The chains of habit are too light to be felt until they are too heavy to be broken. — Warren Buffett
Usually, when we talk about habits, we’re not talking about the good ones: eating junk food, swearing, picking your nose, swearing while eating junk food and picking your nose, etc.
But habits can also be good things, too! Such as brushing your teeth, getting to sleep on time, saying please and thank you, reading the articles on Everyday Psych, etc. 😉
Today, we’re going to discuss what a habit exactly is, how they develop, and how you can use the knowledge from psychological science to enhance your everyday life! (I mean, that is the motto of this website, right?)
WHAT IS A HABIT?
In basic terms, habits are specific behaviors that happen automatically in response to some kind of “trigger.”
For example, once you sign off your last Zoom call for the day, you might go right to the wine cabinet without even thinking about it. Or before you go to bed, as soon as you step into the bathroom, you’re putting toothpaste on your toothbrush.
In both instances, there’s a “trigger” in your environment (e.g., the time of day; you’re current location) that actives an automatized behavior (i.e., a habit)
Importantly, these kinds of automatic behaviors occur even when you’re not paying much attention to them or don’t feel energized to do them.
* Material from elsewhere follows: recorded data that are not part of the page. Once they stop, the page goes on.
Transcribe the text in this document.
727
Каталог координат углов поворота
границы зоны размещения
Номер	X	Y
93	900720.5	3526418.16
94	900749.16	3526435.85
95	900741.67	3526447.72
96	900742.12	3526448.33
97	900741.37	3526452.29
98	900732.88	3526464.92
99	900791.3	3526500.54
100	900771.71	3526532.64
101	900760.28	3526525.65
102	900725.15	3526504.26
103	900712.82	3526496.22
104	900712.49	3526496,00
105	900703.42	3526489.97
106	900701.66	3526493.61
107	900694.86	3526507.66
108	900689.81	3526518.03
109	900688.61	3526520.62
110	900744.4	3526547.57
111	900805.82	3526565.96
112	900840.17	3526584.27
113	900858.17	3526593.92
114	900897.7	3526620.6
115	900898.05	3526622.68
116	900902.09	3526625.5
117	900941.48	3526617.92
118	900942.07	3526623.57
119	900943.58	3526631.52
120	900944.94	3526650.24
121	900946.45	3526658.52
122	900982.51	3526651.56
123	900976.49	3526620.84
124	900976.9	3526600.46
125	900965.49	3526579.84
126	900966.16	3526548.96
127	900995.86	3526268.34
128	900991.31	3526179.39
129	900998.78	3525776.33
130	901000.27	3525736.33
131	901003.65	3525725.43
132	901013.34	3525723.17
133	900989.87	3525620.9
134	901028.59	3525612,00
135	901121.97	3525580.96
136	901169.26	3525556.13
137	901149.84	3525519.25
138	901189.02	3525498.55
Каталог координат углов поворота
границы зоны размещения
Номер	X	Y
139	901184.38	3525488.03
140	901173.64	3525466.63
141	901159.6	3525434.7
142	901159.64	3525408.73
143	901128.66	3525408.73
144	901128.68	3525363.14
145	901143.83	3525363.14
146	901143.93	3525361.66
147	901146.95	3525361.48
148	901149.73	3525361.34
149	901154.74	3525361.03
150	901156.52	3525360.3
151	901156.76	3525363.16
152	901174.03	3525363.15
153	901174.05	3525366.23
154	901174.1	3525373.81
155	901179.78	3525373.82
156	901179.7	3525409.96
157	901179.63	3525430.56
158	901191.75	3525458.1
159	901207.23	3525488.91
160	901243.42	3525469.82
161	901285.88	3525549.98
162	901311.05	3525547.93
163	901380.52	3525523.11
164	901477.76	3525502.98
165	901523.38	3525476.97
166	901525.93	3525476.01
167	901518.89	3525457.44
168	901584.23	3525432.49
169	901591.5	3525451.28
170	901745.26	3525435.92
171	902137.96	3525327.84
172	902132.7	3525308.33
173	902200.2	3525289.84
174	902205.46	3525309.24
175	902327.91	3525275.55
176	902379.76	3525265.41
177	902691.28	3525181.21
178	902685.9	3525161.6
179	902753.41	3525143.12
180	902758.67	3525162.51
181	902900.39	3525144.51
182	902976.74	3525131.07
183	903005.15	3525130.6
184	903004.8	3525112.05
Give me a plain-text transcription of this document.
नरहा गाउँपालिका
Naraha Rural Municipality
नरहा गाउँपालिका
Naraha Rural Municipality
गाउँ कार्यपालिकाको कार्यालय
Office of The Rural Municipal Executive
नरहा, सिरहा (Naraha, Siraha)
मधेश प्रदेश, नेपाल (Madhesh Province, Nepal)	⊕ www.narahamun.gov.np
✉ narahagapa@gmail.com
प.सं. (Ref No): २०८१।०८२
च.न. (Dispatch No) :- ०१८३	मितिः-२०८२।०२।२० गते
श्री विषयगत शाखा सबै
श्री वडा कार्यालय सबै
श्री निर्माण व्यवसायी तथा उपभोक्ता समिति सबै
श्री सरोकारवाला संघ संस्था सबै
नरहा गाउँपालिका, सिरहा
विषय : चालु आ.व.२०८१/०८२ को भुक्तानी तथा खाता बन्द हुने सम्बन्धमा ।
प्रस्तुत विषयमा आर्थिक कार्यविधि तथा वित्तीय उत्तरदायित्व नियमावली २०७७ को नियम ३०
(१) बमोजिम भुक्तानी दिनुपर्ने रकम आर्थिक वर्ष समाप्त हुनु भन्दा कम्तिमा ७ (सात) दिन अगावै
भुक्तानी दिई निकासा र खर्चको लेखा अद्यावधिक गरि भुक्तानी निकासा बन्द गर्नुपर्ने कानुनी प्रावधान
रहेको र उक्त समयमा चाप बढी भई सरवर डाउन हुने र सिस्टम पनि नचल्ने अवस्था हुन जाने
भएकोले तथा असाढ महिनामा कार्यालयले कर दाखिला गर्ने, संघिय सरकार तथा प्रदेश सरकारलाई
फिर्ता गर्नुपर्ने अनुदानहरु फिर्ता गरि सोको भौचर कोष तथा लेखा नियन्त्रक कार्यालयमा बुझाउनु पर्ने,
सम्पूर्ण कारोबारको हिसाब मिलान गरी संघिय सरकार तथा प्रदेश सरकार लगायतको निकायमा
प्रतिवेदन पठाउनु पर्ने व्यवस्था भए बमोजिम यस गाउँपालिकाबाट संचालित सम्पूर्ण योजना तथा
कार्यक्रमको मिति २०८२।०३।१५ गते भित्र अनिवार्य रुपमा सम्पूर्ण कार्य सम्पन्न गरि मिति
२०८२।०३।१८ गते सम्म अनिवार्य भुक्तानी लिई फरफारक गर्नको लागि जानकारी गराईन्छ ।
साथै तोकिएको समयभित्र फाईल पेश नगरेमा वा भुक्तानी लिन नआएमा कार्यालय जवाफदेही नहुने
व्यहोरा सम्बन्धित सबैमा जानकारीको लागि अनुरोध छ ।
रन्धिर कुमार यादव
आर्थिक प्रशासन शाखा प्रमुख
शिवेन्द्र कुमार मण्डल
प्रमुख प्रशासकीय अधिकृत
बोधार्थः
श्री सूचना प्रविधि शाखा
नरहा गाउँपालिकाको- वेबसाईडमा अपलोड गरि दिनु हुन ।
This means, on the one hand, forming good habits is great, because you’ll do them even when you’re not thinking about them. At the same time, forming bad habits is really bad because you’ll do them even when you don’t intend to (what psychologists call “habit slips”).
So, how are these great yet terrible habits formed?
You might have heard it “takes 30 days to make a habit” or maybe “7 days to break a habit” or maybe – according to some internet ads – “one weird trick” that works over night!
The truth is, however, there is no one answer for how long it takes to form or break a habit.
In general, habits emerge through repeated practice: a particular behavior (e.g., eating junk food) provides a positive response (e.g., your taste buds praise you), which leads you to repeat the behavior over and over again. After this continual repetition, your brain comes to associate the particular behavior with rewarding feelings.
Thus, when anything in your environment signals you can engage in the behavior (e.g., walking into the kitchen), your brain automatically activates the drive to engage in the behavior because it knows the behavior brings a reward.
BREAKING BAD AND MAKING GOOD
So what can you do to help change your habits, either by breaking bad ones or making good ones? Below are three key recommendations:
Restructure Your Environment: Habitual behaviors become triggered by our environment. When you see your phone, you automatically want to look at it. Or if you hear a bag of chips crinkle, you automatically want to eat some. To help break bad habits, try to restructure your environment so you aren’t exposed to such cues. For example, one study found that thinner people at buffets sit with their backs to the food, so they aren’t exposed to the cue to eat more.
Incentivize a Different Behavior: Because habits are a result of pairing a behavior with a reward, one way to break a bad habit (or make a new) is to try to introduce a different reward for a different behavior. For example, smokers who were offered $750 to quit smoking, actually showed significantly lower relapse rates than those who weren’t offered this additional incentive. In other words, the initial reward helped them create a pattern of behaviors (e.g., not smoking) which later brought its own rewards (e.g., returned sense of smell, better breathing) that then became reinforcing.
Practice Self-Awareness: One of the key elements of habits is that they happen automatically. However, research suggests simply being aware of your behavior – and making mental statements like “I don’t do this” – can help to fight this automaticity. And in trying to make good habits, reinforcing the thought, “I do this,” can help make you more aware and therefore more likely to engage in a good behavior, too. To help yourself become better at self-awareness (and realize when you’re about to engage in a habit), consider practicing mindfulness meditation!
Hopefully today provided some advice on how to better deal with your habits, but if there is any other topic in your life you’d like some psychological advice on, let me know!
Everyday Psychology: Did you know that 43% of the behaviors we engage in, we engage in daily – and usually at the same time and in the same place as the day before. And this study was run before the pandemic confined us all to our homes! This insight suggests that if you can get into a routine with a behavior at home now, there’s a good chance you’ll keep repeating it under the same circumstances, which can help you form better habits (or become aware you’re forming not so good ones).
Volpp, K. G., & Loewenstein, G. (2020). What is a habit? Diverse mechanisms that can produce sustained behavior change. Organizational Behavior and Human Decision Processes, 161, 36-38.
Wood, W., & Rünger, D. (2016). Psychology of habit. Annual review of psychology, 67.